No painel seguinte, Fola Davi, médico e artista, tomou o palco  para pintar, num quadro de ardósia, o rosto de uma criança que conheceu numa aldeia remota da Nigéria onde as chuvas são tão intensas quanto as secas. Fernando Bozza, médico de clinica geral e cientista no Brasil,  juntou-se a Fola David para discutir o humanismo e o acesso à saúde nos países mais pobres. Bozza começou por explicar que, quando a pandemia de Covid-19 surgiu, começou  a reparar que quando as pessoas chegavam ao hospital já estavam num estado tal em que já não havia como salvá-los, vinham para morrer. “Percebi que tinha de ir à procura deles na rua.

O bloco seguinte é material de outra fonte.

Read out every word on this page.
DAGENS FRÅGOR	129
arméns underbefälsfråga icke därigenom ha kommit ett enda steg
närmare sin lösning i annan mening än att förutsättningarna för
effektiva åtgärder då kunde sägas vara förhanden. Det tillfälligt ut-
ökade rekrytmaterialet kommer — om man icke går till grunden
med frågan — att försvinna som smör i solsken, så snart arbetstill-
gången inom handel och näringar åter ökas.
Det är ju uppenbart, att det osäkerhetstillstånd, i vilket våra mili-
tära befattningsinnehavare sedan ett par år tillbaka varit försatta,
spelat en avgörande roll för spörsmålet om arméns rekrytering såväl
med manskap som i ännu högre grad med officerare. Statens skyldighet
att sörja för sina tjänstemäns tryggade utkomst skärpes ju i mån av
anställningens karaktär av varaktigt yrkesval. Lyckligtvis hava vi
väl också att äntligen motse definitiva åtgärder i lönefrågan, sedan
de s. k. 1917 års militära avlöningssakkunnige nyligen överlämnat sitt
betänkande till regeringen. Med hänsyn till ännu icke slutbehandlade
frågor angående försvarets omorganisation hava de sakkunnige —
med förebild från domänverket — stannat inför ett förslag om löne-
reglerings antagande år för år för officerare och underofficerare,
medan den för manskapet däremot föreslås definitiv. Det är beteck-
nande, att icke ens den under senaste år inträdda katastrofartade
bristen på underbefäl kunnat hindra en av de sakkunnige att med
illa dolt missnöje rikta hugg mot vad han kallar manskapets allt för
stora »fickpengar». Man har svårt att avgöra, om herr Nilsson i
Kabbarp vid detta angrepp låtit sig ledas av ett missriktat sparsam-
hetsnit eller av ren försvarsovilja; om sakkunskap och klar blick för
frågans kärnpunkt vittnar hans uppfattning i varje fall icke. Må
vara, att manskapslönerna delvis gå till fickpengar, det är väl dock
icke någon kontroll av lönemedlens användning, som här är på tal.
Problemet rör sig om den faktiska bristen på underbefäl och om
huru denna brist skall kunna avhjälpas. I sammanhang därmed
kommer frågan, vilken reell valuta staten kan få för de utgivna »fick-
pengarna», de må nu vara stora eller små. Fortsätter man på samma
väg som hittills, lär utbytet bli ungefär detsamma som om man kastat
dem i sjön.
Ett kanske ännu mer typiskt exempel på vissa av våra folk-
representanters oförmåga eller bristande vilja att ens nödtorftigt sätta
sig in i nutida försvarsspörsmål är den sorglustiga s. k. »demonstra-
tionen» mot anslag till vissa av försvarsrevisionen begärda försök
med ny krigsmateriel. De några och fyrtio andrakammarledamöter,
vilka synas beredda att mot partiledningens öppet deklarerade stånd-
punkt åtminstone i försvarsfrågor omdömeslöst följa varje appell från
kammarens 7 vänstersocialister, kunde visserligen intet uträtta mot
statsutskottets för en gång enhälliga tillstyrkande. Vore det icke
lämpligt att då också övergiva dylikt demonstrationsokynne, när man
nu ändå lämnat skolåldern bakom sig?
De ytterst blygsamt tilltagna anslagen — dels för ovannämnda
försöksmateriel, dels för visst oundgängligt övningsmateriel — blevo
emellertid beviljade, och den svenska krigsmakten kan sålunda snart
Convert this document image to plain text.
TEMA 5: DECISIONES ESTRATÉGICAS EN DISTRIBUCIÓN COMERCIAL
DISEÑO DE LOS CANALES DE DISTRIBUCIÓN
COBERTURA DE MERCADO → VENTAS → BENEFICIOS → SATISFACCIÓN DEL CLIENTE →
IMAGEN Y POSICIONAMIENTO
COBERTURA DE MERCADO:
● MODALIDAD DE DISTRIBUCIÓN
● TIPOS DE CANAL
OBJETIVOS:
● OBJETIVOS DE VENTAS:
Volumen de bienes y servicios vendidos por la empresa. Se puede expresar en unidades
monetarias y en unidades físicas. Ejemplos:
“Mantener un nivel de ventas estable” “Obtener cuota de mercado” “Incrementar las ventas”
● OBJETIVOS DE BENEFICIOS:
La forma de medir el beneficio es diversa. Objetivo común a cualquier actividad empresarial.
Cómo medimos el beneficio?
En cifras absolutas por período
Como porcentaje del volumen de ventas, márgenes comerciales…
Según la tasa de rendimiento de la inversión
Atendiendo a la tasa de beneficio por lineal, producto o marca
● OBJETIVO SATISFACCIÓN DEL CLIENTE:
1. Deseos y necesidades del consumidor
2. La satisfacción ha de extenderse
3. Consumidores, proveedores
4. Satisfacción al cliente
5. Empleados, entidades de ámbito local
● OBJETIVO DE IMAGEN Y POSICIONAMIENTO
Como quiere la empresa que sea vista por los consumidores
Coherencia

Dar-lhes acesso aos diagnósticos, explicar a importância dos exames regulares, mas também o que se estava a passar naquele momento no país, pois tínhamos o próprio governo como principal produtor de desinformação”.

Fola David partilha uma experiência semelhante, na Nigéria, tendo vindo a dedicar a sua ação aos cuidados primários. “As comunidades com que trabalho estão muito longe da inteligência artificial, eles nem telemóveis têm. Os hospitais estão a quilómetros de distância, há comunidades onde o médico só aparece a cada três meses. Então, tentámos melhorar isso através da recolha de doações de medicamentos”.

O painel seguinte começou com uma introdução mais humana, por parte de Nelly Enwerem-Bromsom , que revelou estar nervosa, mas isso não a impediu de dar algumas das ideias mais relevantes da manhã. A ela juntou-se Eldar Shafir, professor de psicologia na universidade de Princeton.  Ambos discutiram o que precisamos de conseguir ainda para um desenvolvimento sustentável num contexto de escassez e de pobreza.

Nelly Enwerem-Bromsom à esquerda e Eldar Shafir à direita.

TOMÁS SILVA/OBSERVADOR

Nelly Enwerem-Bromsom começou por recordar o que já fora dito noutros painéis, para o relacionar com a forma como a ONU atua: “Temos de olhar para além dos indicadores económicos e de sucesso. As boas intenções não são suficientes para desenhar programas. Eu própria pensava que caía de pára-quedas num país, falava com meia dúzia de pessoas e sabia o que toda a gente lá precisava. Mas não tardou a concluir que desenhar programas e fazer relatórios é pouco. É preciso confiar que as pessoas tomam boas decisões se lhes derem os recursos diretamente, especialmente as mulheres.

Eldar Sharif passou os últimos anos a entender a mentalidade das pessoas que vivem em carência. “O contexto interessa e o contexto de pobreza é extremamente difícil. No final do dia, se se é pobre é difícil pensar noutra coisa para além disso.”

Este artigo faz parte de uma série sobre as Conferências do Estoril, evento de que o Observador é media partner. Resulta de uma parceria com a Nova Medical School, Nova School of Business and Economics e a Câmara Municipal de Cascais. É um conteúdo editorial independente.